Of course IS2 can also be used for vertical pans with the camera in portrait 
orientation, and similarly IS3 for vertical pans with camera in landscape orientation.

The in-body stabilisation (IBIS) only starts to operate at the start of the exposure, so the normal live view is not stabilised.

If using any of IS1/2/3 and when the shutter speed exceeds 2 seconds, then the image stabilisation is automatically disabled. In other words the camera makes the educated guess that this is a low light situation and the camera should be on a stable platform. There is also the possibility of the system overheating if the stabilisation runs continuously for long periods so in the interests of reliability it is a good idea to automatically limit its use. To that end it does not function during videos.

Some like to help the image stabilisation by also having 1/8 second anti-shock delay added.

I have yet to conduct full tests to satisfy myself as to the effectiveness of the Olympus image stabilisation, but so far with a quick test I can hand-hold fairly reliably with the 40-150mm tele at 150mm and IBIS on at 1/30 sec, starts being shaky at 1/25, really losing it at 1/15 sec. To me that's impressive coming from pocket cameras that only give about 3x shutter time improvement instead of the likely 10x shutter time improvement here. A more thorough test page will follow later.

Full tests still in progress, but early results are that the Mk1 14-42mm lens has unavoidable shake at certain focal length and shutter speed combinations. See this link and look for "anomalous image blurring" about half way down.

Also early results show that the image stabilisation actually makes images worse when the shutter speed is comfortably faster than the usual minimums for hand held.

Only use image stabilisation when shutter speeds are slower then the usual rule of 1/(focal length x 2).

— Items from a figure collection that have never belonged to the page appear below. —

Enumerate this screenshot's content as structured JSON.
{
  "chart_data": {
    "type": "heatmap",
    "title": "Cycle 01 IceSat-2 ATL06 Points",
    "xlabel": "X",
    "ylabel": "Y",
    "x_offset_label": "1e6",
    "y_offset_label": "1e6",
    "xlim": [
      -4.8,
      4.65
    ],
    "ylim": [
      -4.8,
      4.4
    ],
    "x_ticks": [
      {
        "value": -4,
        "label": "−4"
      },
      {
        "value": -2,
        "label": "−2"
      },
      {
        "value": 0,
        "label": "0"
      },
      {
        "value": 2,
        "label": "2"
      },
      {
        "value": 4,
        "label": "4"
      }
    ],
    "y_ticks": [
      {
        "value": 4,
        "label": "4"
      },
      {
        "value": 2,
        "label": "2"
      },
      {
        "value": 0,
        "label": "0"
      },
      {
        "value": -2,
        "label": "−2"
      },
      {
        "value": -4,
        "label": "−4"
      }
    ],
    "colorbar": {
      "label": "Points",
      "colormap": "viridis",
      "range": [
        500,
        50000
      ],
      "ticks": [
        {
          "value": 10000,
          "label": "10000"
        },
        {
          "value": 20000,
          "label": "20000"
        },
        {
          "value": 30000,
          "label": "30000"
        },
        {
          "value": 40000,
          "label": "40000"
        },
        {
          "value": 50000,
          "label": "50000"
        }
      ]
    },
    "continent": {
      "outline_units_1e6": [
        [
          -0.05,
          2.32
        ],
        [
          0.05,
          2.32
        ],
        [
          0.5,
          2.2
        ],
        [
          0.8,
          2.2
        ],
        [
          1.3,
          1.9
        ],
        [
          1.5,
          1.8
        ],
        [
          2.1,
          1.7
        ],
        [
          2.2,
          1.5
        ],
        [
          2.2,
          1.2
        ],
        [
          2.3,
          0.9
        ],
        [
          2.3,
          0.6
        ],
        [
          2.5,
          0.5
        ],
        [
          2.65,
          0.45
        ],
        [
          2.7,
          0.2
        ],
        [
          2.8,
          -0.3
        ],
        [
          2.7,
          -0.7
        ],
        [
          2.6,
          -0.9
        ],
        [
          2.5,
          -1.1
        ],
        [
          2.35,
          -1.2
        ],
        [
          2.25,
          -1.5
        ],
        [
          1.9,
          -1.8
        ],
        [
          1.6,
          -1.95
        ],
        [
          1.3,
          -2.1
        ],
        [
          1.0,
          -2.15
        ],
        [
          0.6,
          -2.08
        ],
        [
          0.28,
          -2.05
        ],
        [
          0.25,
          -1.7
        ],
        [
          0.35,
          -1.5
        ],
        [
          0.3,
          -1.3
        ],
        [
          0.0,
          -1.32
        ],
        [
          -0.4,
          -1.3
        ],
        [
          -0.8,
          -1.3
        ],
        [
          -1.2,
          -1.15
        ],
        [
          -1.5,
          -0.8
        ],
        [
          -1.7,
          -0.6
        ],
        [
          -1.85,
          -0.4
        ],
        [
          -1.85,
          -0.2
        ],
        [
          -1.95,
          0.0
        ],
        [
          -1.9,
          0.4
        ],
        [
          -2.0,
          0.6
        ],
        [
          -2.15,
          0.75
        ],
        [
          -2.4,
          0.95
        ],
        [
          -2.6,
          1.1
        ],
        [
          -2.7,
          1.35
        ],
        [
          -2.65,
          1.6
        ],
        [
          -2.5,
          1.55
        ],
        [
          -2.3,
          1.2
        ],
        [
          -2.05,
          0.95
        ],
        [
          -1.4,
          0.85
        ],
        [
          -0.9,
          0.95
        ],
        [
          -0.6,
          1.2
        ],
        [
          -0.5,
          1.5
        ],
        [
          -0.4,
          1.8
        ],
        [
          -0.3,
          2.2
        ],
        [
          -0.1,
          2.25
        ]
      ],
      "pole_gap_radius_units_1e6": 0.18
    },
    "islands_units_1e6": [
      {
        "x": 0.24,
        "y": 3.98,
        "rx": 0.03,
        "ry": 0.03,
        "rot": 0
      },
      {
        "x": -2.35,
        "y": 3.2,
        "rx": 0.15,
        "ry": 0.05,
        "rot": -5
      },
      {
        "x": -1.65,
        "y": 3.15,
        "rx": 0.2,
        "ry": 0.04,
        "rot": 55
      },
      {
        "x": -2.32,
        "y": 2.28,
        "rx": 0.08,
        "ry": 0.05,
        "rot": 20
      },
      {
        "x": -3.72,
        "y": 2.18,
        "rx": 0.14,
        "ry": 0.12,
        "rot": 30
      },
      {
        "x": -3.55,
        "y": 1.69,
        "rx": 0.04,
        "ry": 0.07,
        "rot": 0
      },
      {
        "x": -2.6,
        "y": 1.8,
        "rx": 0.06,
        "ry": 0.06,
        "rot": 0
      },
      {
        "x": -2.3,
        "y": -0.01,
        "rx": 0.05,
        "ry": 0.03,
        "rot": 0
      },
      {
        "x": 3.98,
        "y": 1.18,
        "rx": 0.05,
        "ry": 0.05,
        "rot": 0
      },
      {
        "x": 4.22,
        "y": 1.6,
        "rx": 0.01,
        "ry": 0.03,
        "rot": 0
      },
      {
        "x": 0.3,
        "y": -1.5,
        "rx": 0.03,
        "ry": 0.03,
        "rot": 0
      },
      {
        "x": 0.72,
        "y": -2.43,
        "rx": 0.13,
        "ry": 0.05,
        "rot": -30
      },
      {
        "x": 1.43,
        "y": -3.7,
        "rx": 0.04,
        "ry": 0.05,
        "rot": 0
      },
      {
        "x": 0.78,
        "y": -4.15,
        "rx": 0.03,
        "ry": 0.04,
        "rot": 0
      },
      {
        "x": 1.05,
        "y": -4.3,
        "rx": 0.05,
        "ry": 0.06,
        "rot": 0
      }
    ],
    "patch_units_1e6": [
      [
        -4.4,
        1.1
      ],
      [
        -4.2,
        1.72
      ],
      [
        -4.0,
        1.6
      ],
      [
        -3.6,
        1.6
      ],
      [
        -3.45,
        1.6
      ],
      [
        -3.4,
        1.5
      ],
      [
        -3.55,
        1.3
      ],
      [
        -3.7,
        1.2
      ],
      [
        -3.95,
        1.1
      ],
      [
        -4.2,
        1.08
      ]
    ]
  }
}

That is at 150mm then 1/300 second is the minimum hand held shutter speed and at say 30mm then 1/30 second is the minimum, this will vary for some individuals.

Here's a copy of something I posted in the DPReview forum on May 28th 2011 that sums up my findings so far, later I will do proper tests and have same crops etc........

Stabilisation Issues

I also bought the 14-150mm at the same time as the 9-18mm, and I am using the 150mm end to judge my hand holding ability.

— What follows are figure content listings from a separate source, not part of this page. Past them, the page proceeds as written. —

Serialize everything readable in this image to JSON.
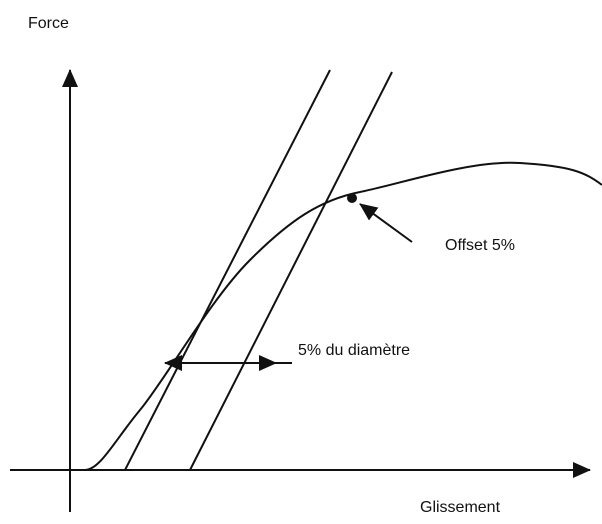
{
  "labels": {
    "y_axis": "Force",
    "x_axis": "Glissement",
    "offset": "Offset 5%",
    "dimension": "5% du diamètre"
  }
}
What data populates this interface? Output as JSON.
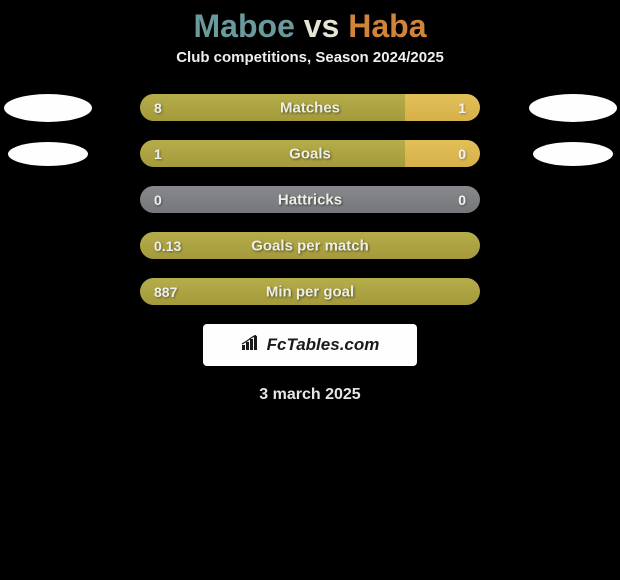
{
  "title": {
    "player1": "Maboe",
    "vs": "vs",
    "player2": "Haba"
  },
  "subtitle": "Club competitions, Season 2024/2025",
  "stats": [
    {
      "label": "Matches",
      "left_value": "8",
      "right_value": "1",
      "left_pct": 78,
      "right_pct": 22,
      "type": "split",
      "show_left_logo": true,
      "show_right_logo": true
    },
    {
      "label": "Goals",
      "left_value": "1",
      "right_value": "0",
      "left_pct": 78,
      "right_pct": 22,
      "type": "split",
      "show_left_logo": true,
      "show_right_logo": true
    },
    {
      "label": "Hattricks",
      "left_value": "0",
      "right_value": "0",
      "left_pct": 50,
      "right_pct": 50,
      "type": "neutral",
      "show_left_logo": false,
      "show_right_logo": false
    },
    {
      "label": "Goals per match",
      "left_value": "0.13",
      "right_value": "",
      "left_pct": 100,
      "right_pct": 0,
      "type": "full",
      "show_left_logo": false,
      "show_right_logo": false
    },
    {
      "label": "Min per goal",
      "left_value": "887",
      "right_value": "",
      "left_pct": 100,
      "right_pct": 0,
      "type": "full",
      "show_left_logo": false,
      "show_right_logo": false
    }
  ],
  "brand": "FcTables.com",
  "date": "3 march 2025",
  "colors": {
    "background": "#000000",
    "title_player1": "#6b9a9c",
    "title_vs": "#e8e4d4",
    "title_player2": "#d0843a",
    "bar_left": "#a49a3c",
    "bar_right": "#d6b14a",
    "bar_neutral": "#76777a",
    "text": "#edf0f1",
    "logo_bg": "#fefefe"
  }
}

A few times when just playing about with low light focus ability I find that I am getting good results at 150mm with hand-held down to about 1/50 second with no IBIS. What the heck I thought... as previously everything I did just proved the old rule about 1 over equivalent focal length.

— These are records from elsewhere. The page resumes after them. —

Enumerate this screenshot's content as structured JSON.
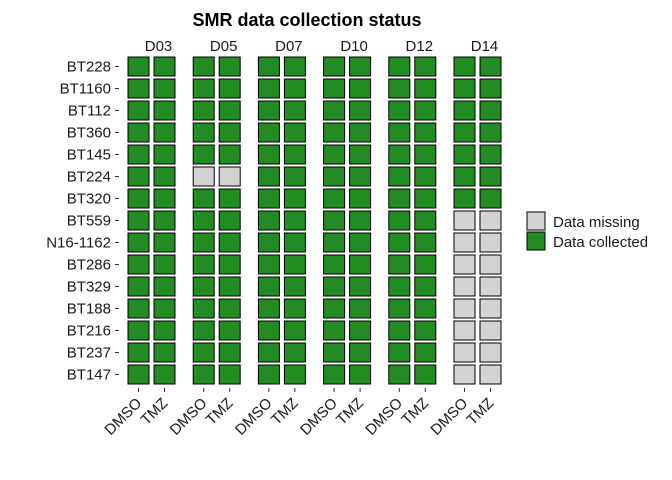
{
  "chart_data": {
    "type": "heatmap",
    "title": "SMR data collection status",
    "facets": [
      "D03",
      "D05",
      "D07",
      "D10",
      "D12",
      "D14"
    ],
    "x_categories": [
      "DMSO",
      "TMZ"
    ],
    "y_categories": [
      "BT228",
      "BT1160",
      "BT112",
      "BT360",
      "BT145",
      "BT224",
      "BT320",
      "BT559",
      "N16-1162",
      "BT286",
      "BT329",
      "BT188",
      "BT216",
      "BT237",
      "BT147"
    ],
    "values": {
      "D03": [
        [
          1,
          1
        ],
        [
          1,
          1
        ],
        [
          1,
          1
        ],
        [
          1,
          1
        ],
        [
          1,
          1
        ],
        [
          1,
          1
        ],
        [
          1,
          1
        ],
        [
          1,
          1
        ],
        [
          1,
          1
        ],
        [
          1,
          1
        ],
        [
          1,
          1
        ],
        [
          1,
          1
        ],
        [
          1,
          1
        ],
        [
          1,
          1
        ],
        [
          1,
          1
        ]
      ],
      "D05": [
        [
          1,
          1
        ],
        [
          1,
          1
        ],
        [
          1,
          1
        ],
        [
          1,
          1
        ],
        [
          1,
          1
        ],
        [
          0,
          0
        ],
        [
          1,
          1
        ],
        [
          1,
          1
        ],
        [
          1,
          1
        ],
        [
          1,
          1
        ],
        [
          1,
          1
        ],
        [
          1,
          1
        ],
        [
          1,
          1
        ],
        [
          1,
          1
        ],
        [
          1,
          1
        ]
      ],
      "D07": [
        [
          1,
          1
        ],
        [
          1,
          1
        ],
        [
          1,
          1
        ],
        [
          1,
          1
        ],
        [
          1,
          1
        ],
        [
          1,
          1
        ],
        [
          1,
          1
        ],
        [
          1,
          1
        ],
        [
          1,
          1
        ],
        [
          1,
          1
        ],
        [
          1,
          1
        ],
        [
          1,
          1
        ],
        [
          1,
          1
        ],
        [
          1,
          1
        ],
        [
          1,
          1
        ]
      ],
      "D10": [
        [
          1,
          1
        ],
        [
          1,
          1
        ],
        [
          1,
          1
        ],
        [
          1,
          1
        ],
        [
          1,
          1
        ],
        [
          1,
          1
        ],
        [
          1,
          1
        ],
        [
          1,
          1
        ],
        [
          1,
          1
        ],
        [
          1,
          1
        ],
        [
          1,
          1
        ],
        [
          1,
          1
        ],
        [
          1,
          1
        ],
        [
          1,
          1
        ],
        [
          1,
          1
        ]
      ],
      "D12": [
        [
          1,
          1
        ],
        [
          1,
          1
        ],
        [
          1,
          1
        ],
        [
          1,
          1
        ],
        [
          1,
          1
        ],
        [
          1,
          1
        ],
        [
          1,
          1
        ],
        [
          1,
          1
        ],
        [
          1,
          1
        ],
        [
          1,
          1
        ],
        [
          1,
          1
        ],
        [
          1,
          1
        ],
        [
          1,
          1
        ],
        [
          1,
          1
        ],
        [
          1,
          1
        ]
      ],
      "D14": [
        [
          1,
          1
        ],
        [
          1,
          1
        ],
        [
          1,
          1
        ],
        [
          1,
          1
        ],
        [
          1,
          1
        ],
        [
          1,
          1
        ],
        [
          1,
          1
        ],
        [
          0,
          0
        ],
        [
          0,
          0
        ],
        [
          0,
          0
        ],
        [
          0,
          0
        ],
        [
          0,
          0
        ],
        [
          0,
          0
        ],
        [
          0,
          0
        ],
        [
          0,
          0
        ]
      ]
    },
    "legend": [
      {
        "label": "Data missing",
        "value": 0,
        "color": "#d3d3d3"
      },
      {
        "label": "Data collected",
        "value": 1,
        "color": "#228b22"
      }
    ],
    "legend_position": "right",
    "grid": false
  }
}
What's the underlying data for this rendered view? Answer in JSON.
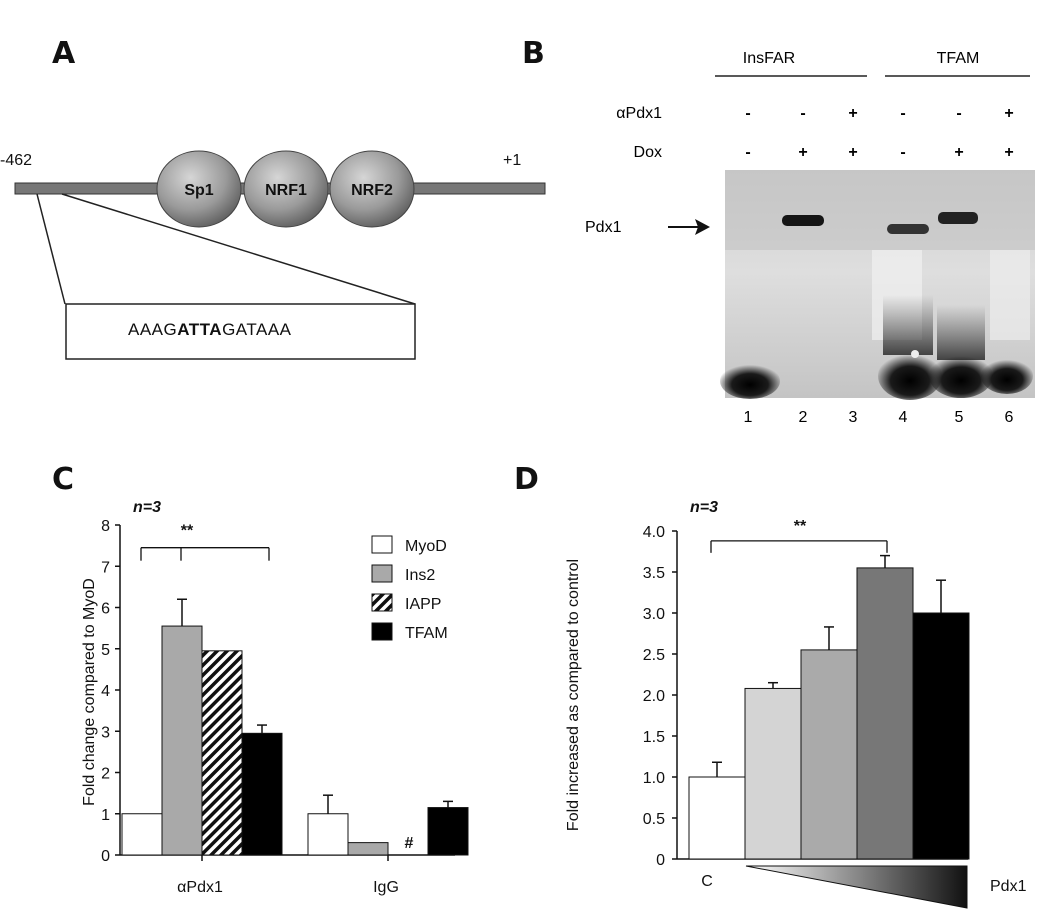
{
  "panel_labels": {
    "a": "A",
    "b": "B",
    "c": "C",
    "d": "D"
  },
  "panel_a": {
    "left_pos": "-462",
    "right_pos": "+1",
    "elements": [
      "Sp1",
      "NRF1",
      "NRF2"
    ],
    "seq_pre": "AAAG",
    "seq_bold": "ATTA",
    "seq_post": "GATAAA"
  },
  "panel_b": {
    "probes": [
      "InsFAR",
      "TFAM"
    ],
    "row_labels": [
      "αPdx1",
      "Dox"
    ],
    "conditions": {
      "apdx1": [
        "-",
        "-",
        "+",
        "-",
        "-",
        "+"
      ],
      "dox": [
        "-",
        "+",
        "+",
        "-",
        "+",
        "+"
      ]
    },
    "band_label": "Pdx1",
    "lanes": [
      "1",
      "2",
      "3",
      "4",
      "5",
      "6"
    ]
  },
  "chart_data": [
    {
      "type": "bar",
      "panel": "C",
      "n_label": "n=3",
      "significance": "**",
      "hash_mark": "#",
      "ylabel": "Fold change compared to MyoD",
      "ylim": [
        0,
        8
      ],
      "yticks": [
        "0",
        "1",
        "2",
        "3",
        "4",
        "5",
        "6",
        "7",
        "8"
      ],
      "categories": [
        "αPdx1",
        "IgG"
      ],
      "series": [
        {
          "name": "MyoD",
          "values": [
            1.0,
            1.0
          ],
          "errors": [
            0,
            0.45
          ],
          "color": "#ffffff"
        },
        {
          "name": "Ins2",
          "values": [
            5.55,
            0.3
          ],
          "errors": [
            0.65,
            0
          ],
          "color": "#a9a9a9"
        },
        {
          "name": "IAPP",
          "values": [
            4.95,
            0
          ],
          "errors": [
            0,
            0
          ],
          "color": "hatch"
        },
        {
          "name": "TFAM",
          "values": [
            2.95,
            1.15
          ],
          "errors": [
            0.2,
            0.15
          ],
          "color": "#000000"
        }
      ]
    },
    {
      "type": "bar",
      "panel": "D",
      "n_label": "n=3",
      "significance": "**",
      "ylabel": "Fold increased as compared to control",
      "ylim": [
        0,
        4
      ],
      "yticks": [
        "0",
        "0.5",
        "1.0",
        "1.5",
        "2.0",
        "2.5",
        "3.0",
        "3.5",
        "4.0"
      ],
      "x_left_label": "C",
      "x_right_label": "Pdx1",
      "values": [
        1.0,
        2.08,
        2.55,
        3.55,
        3.0
      ],
      "errors": [
        0.18,
        0.07,
        0.28,
        0.15,
        0.4
      ],
      "colors": [
        "#ffffff",
        "#d4d4d4",
        "#aaaaaa",
        "#777777",
        "#000000"
      ]
    }
  ]
}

Then I realised that hand-held rule is for a standing person, on my low light tests at home I was sitting down and possibly also occasionally leaning an elbow on a cushion at times.

So it does not take much extra to make hand-holding improve dramatically.

So now I leave IBIS off all the time and only turn it on for that odd really slow shutter time when the first non IBIS shot shows up bad.

On a test effort yesterday saw me sitting with an elbow on a table aiming at a print on a wall maybe 10 feet away. With 150mm at 1/50 second and IBIS off I was getting perfect "hand-held" results, then I turned on IBIS and the results were a little blurred. It does not show as shake, only as a mild blur, a bit like bad resolution or slight mis-focus.

So if the platform is steady, like on a tripod or "perfect" hand holding technique by leaning against a pole or wall etc, then IBIS is just not needed until it gets to totally silly slow shutter speeds.

The reason for the IBIS blur is the theory that the IBIS is always in some sort of motion but always trying to move in a direction to oppose the shake detected, if no shake detected it must get confused and wobble about a bit anyway, waiting for action. I've now proved to myself many times that IBIS causes slight blur at all shutter speeds, but will help at silly slow shutter speeds.

A few people have reported that the lens OIS system can do much the same at times.

Leave stabilisation off by default and be careful and suddenly your lenses look a bit sharper when pixel peeping.